- Regarde comme c’est beau, tu trouves aussi ?
- Bof… !
- Comment ça bof ? Moi, je dis que c’est beau, même très beau. Tu ne vas pas me dire le contraire…
- Tu peux penser ce que tu veux, mais ce n’est pas parce que tu décrètes une chose que cela entraîne l’adhésion des autres.
- Tu sais quoi ?
- Non…
- As-tu une idée de quoi nous parlons là, au-delà du vase qui vient de m’être livré ?
- Je ne vois pas de quoi d’autre il est question ici…
- Je te parle de ta difficulté à aimer ce que j’aime.
- Et nous y revoilà ! Toujours à tout ramener à toi. Tu sais bien que je ne conteste pas le fait que tu aimes ce vase, sinon pourquoi l’aurais-tu commandé ? J’ajouterais même que tu peux l’apprécier autant que tu veux, c’est ta liberté et ton droit. Par contre, j’aimerais que tu m’accordes la même liberté d’avoir une autre opinion que la tienne.
- En fait, ce que tu es en train de me dire c’est qu’on n’a pas le même goût, au moins c’est clair.
- A propos de cet objet, ici et maintenant, oui. Et cela me fait plutôt plaisir que tu l’admettes…
- Je l’admets, je l’admets…, tout dépend…, en fait je dirais que ce que toi, tu vois, ce n’est pas exactement ce qui m’apparaît à moi.
- Je m’attendais à ce que tu me sortes un tel argument, et je peux d’autant plus le retourner, en te disant que ce que nous voyons tous les deux n’est en fait qu’un construit, à partir du point de vue de chacun.

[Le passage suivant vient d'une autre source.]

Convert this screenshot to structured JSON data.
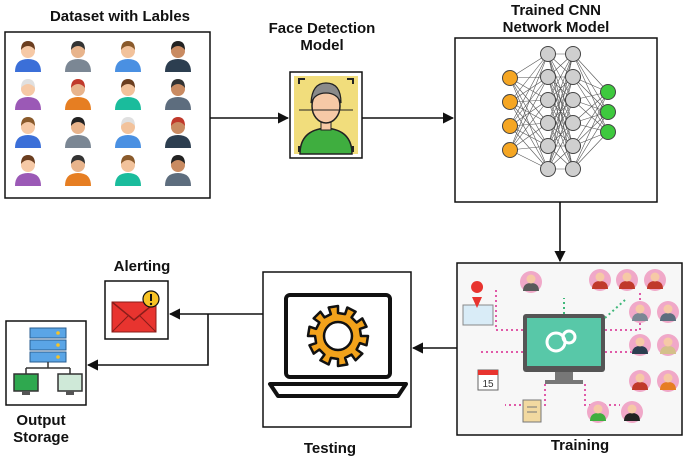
{
  "labels": {
    "dataset": "Dataset with Lables",
    "face_detection_line1": "Face Detection",
    "face_detection_line2": "Model",
    "cnn_line1": "Trained CNN",
    "cnn_line2": "Network Model",
    "training": "Training",
    "testing": "Testing",
    "alerting": "Alerting",
    "output_line1": "Output",
    "output_line2": "Storage"
  },
  "training_calendar_day": "15",
  "colors": {
    "arrow": "#111111",
    "box_border": "#111111",
    "input_nodes": "#f5a623",
    "hidden_nodes": "#cfcfcf",
    "output_nodes": "#3ec93e",
    "face_scan_bg": "#f1dd7c",
    "face_shirt": "#3fae3f",
    "gear": "#f2a21b",
    "alert_envelope": "#e8342f",
    "alert_badge": "#f7c325",
    "server_blue": "#5aa5e6",
    "monitor_green": "#2fa84f"
  },
  "icons": [
    "people-grid-icon",
    "face-scan-icon",
    "neural-network-icon",
    "training-network-icon",
    "gear-laptop-icon",
    "alert-envelope-icon",
    "server-storage-icon"
  ]
}
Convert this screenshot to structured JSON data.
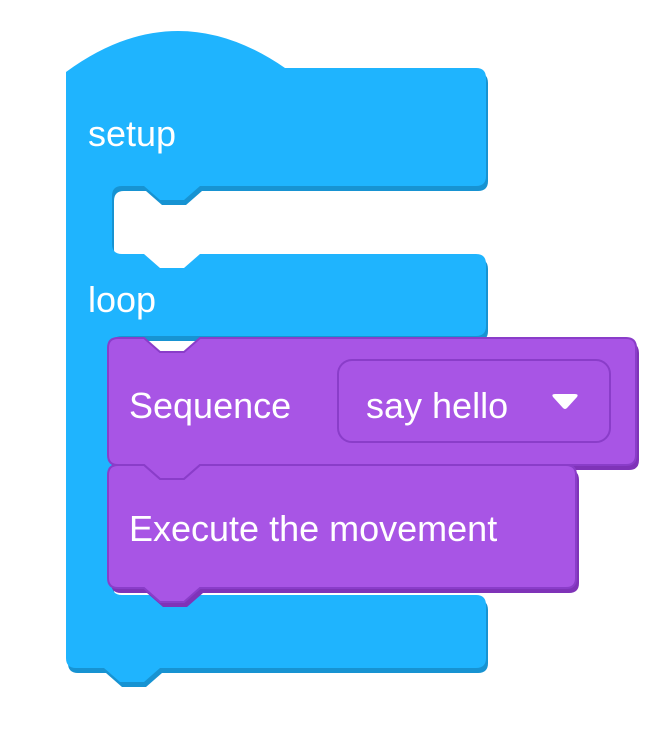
{
  "colors": {
    "control_fill": "#1FB4FE",
    "control_shadow": "#1793D2",
    "function_fill": "#A855E5",
    "function_shadow": "#7F33B8",
    "function_stroke": "#8A3DC9",
    "text": "#FFFFFF"
  },
  "blocks": {
    "setup_label": "setup",
    "loop_label": "loop",
    "sequence": {
      "label": "Sequence",
      "dropdown_value": "say hello",
      "dropdown_icon": "caret-down-icon"
    },
    "movement_label": "Execute the movement"
  }
}
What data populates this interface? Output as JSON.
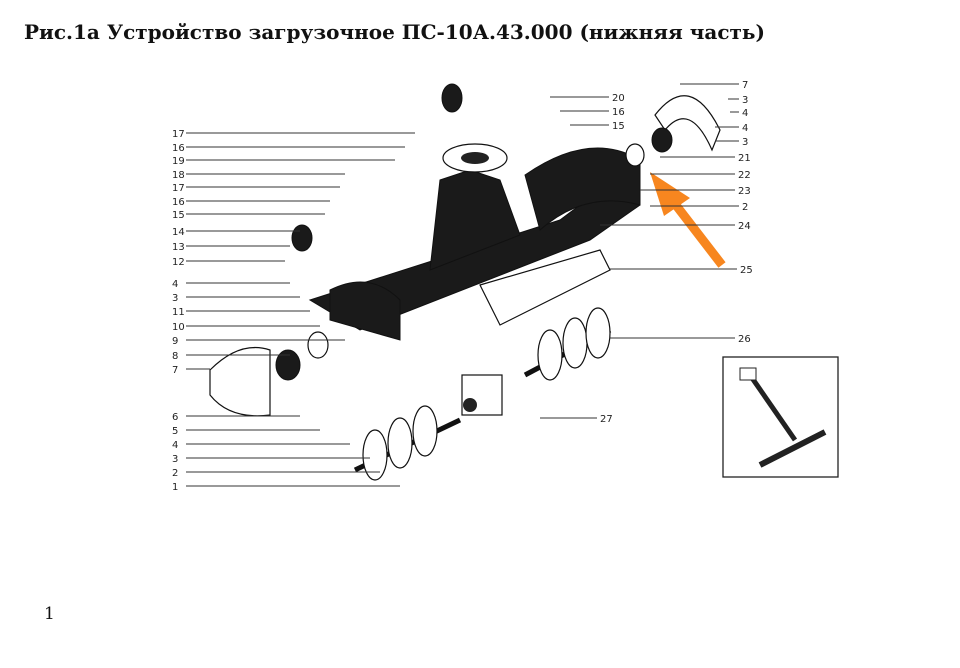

- Je ne suis pas tout à fait d’accord, le vase posé là devant nous est bien réel, nous ne l’inventons pas, rassure-moi.
- En effet, sa présence est bien réelle, mais ce qui apparaît, ce qui se donne à voir, vient de lui-même. Du moins si nous nous plaçons dans une perspective phénoménologique.
- Dans ce cas, le vase pourrait contredire ce que notre regard projette sur lui…
- Exactement, nous n’avons pas fini de le découvrir, c’est-à-dire de le laisser se dévoiler à partir de lui-même.
- Tu veux dire que nous sommes dans l’impossibilité de prévoir…
- Oui, en effet, la difficulté de voir, d’une manière générale, c’est qu’on n’accepte pas d’être précédé par la visibilité de ce qu’on croit tenir à l’œil.
- Alors, es-tu d’accord que l’on laisse reposer le vase pour aujourd’hui et revenir le revoir un autre moment ?
- Excellente idée.
NB : ce dialogue imaginaire est inspiré du livre du philosophe Jean-Luc Marion intitulé Ce que nous voyons et ce qui apparaît, éditions Ina, 2015, que j’ai déjà eu l’occasion de citer ici-même et sur fb.